Every third-grade student in the public schools of Greene County was treated to a special present Monday — their very own, brand-new dictionary, compliments of the Indiana Chapter of AT&T Pioneers in cooperation with ‘The Dictionary Project.’
AT&T Pioneers is a volunteer organization composed of both retirees and active employees of AT&T who donate their time, energy and skills to give something back to the communities where they live and work.
The Dictionary Project is a nationwide nonprofit organization with a goal of providing every third grade student in the country with a dictionary.
AT&T Pioneers Linda Walton, Betsy Lettellier and Mary Ann Jacobs teamed up Monday to deliver part of Greene County’s dictionaries — to third graders at Eastern-Greene, Bloomfield, Linton and White River Valley Lyons.
‘We don’t just drop off a box of books,’ said Walton. ‘We make sure we personally hand the dictionary to each child.’

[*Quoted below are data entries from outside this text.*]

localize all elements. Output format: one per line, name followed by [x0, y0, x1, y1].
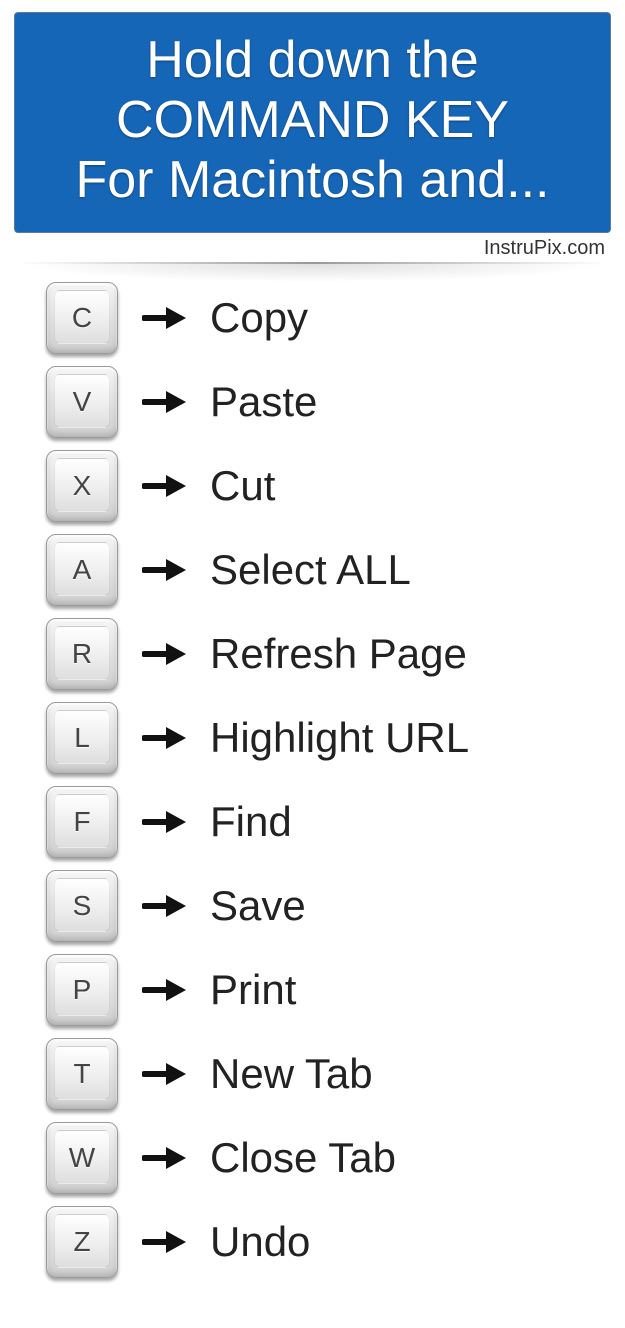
- shortcut-list: C Copy V Paste X Cut A Select ALL R Refresh Page L…: [0, 282, 625, 1278]
- key-label: W: [69, 1142, 95, 1174]
- keycap: A: [46, 534, 118, 606]
- arrow-icon: [142, 303, 186, 333]
- arrow-icon: [142, 891, 186, 921]
- action-label: New Tab: [210, 1050, 373, 1098]
- action-label: Undo: [210, 1218, 310, 1266]
- shortcut-row: T New Tab: [46, 1038, 597, 1110]
- shortcut-row: C Copy: [46, 282, 597, 354]
- action-label: Refresh Page: [210, 630, 467, 678]
- key-label: T: [73, 1058, 90, 1090]
- action-label: Save: [210, 882, 306, 930]
- shortcut-row: S Save: [46, 870, 597, 942]
- arrow-icon: [142, 1143, 186, 1173]
- shortcut-row: V Paste: [46, 366, 597, 438]
- separator-shadow: [18, 264, 607, 282]
- key-label: P: [73, 974, 92, 1006]
- key-label: X: [73, 470, 92, 502]
- key-label: V: [73, 386, 92, 418]
- arrow-icon: [142, 807, 186, 837]
- action-label: Select ALL: [210, 546, 411, 594]
- key-label: A: [73, 554, 92, 586]
- key-label: F: [73, 806, 90, 838]
- keycap: F: [46, 786, 118, 858]
- header-line-1: Hold down the: [23, 31, 602, 91]
- shortcut-row: F Find: [46, 786, 597, 858]
- shortcut-row: A Select ALL: [46, 534, 597, 606]
- keycap: C: [46, 282, 118, 354]
- keycap: V: [46, 366, 118, 438]
- shortcut-row: L Highlight URL: [46, 702, 597, 774]
- arrow-icon: [142, 975, 186, 1005]
- shortcut-row: X Cut: [46, 450, 597, 522]
- arrow-icon: [142, 387, 186, 417]
- keycap: S: [46, 870, 118, 942]
- action-label: Find: [210, 798, 292, 846]
- action-label: Cut: [210, 462, 275, 510]
- arrow-icon: [142, 471, 186, 501]
- keycap: T: [46, 1038, 118, 1110]
- keycap: W: [46, 1122, 118, 1194]
- keycap: R: [46, 618, 118, 690]
- key-label: S: [73, 890, 92, 922]
- action-label: Print: [210, 966, 296, 1014]
- shortcut-row: Z Undo: [46, 1206, 597, 1278]
- key-label: C: [72, 302, 92, 334]
- header-banner: Hold down the COMMAND KEY For Macintosh …: [14, 12, 611, 233]
- action-label: Close Tab: [210, 1134, 396, 1182]
- arrow-icon: [142, 639, 186, 669]
- keycap: Z: [46, 1206, 118, 1278]
- keycap: X: [46, 450, 118, 522]
- header-line-3: For Macintosh and...: [23, 151, 602, 211]
- action-label: Paste: [210, 378, 317, 426]
- arrow-icon: [142, 723, 186, 753]
- arrow-icon: [142, 555, 186, 585]
- shortcut-row: W Close Tab: [46, 1122, 597, 1194]
- shortcut-row: P Print: [46, 954, 597, 1026]
- arrow-icon: [142, 1227, 186, 1257]
- key-label: L: [74, 722, 90, 754]
- keycap: P: [46, 954, 118, 1026]
- header-line-2: COMMAND KEY: [23, 91, 602, 151]
- arrow-icon: [142, 1059, 186, 1089]
- attribution-row: InstruPix.com: [0, 233, 625, 260]
- attribution-text: InstruPix.com: [484, 237, 605, 260]
- key-label: Z: [73, 1226, 90, 1258]
- action-label: Copy: [210, 294, 308, 342]
- keycap: L: [46, 702, 118, 774]
- key-label: R: [72, 638, 92, 670]
- action-label: Highlight URL: [210, 714, 469, 762]
- shortcut-row: R Refresh Page: [46, 618, 597, 690]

Other AT&T Pioneer volunteers teamed up to deliver the dictionaries to students at Shakamak and WRV Worthington elementary schools.
The dictionaries are easy to read and also contain a wealth of facts and figures and other information including biographies of all U.S. Presidents and the texts of the Declaration of Independence and the U.S. Constitution.
Walton said the local council of AT&T Pioneers (based in Monroe County) decided to partner with The Dictionary Project to help sponsor and distribute the books as one way they could provide a positive service to this area.
As a result of The Dictionary Project, over 9,045,829 children have received a dictionary thanks to the generosity of sponsors, like the local AT&T Pioneers, who have participated.
This is not the only community service project that the 7,000 members of the AT&T Pioneers Indiana Chapter has been involved with — the list of projects they’ve taken on is long and varied.
In South Bend, they created Easter Baskets for special needs children. In Indianapolis, they passed out Gatorade to the thousands of runners and walkers in the 500 Festival Mini-Marathon. In the Evansville area, they partnered with Alex’s Lemonade Stand to raise money for childhood cancer research.
Closer by, in the Bloomington area, they have partnered with local food banks to help feed those in need.
Together, they logged over 97,000 hours of community service last year.
Walton, who serves as the president of the Bloomington Council, said the volunteers in this area know there are many needs in this area and they welcome requests from local organizations and projects that might need a helping hand.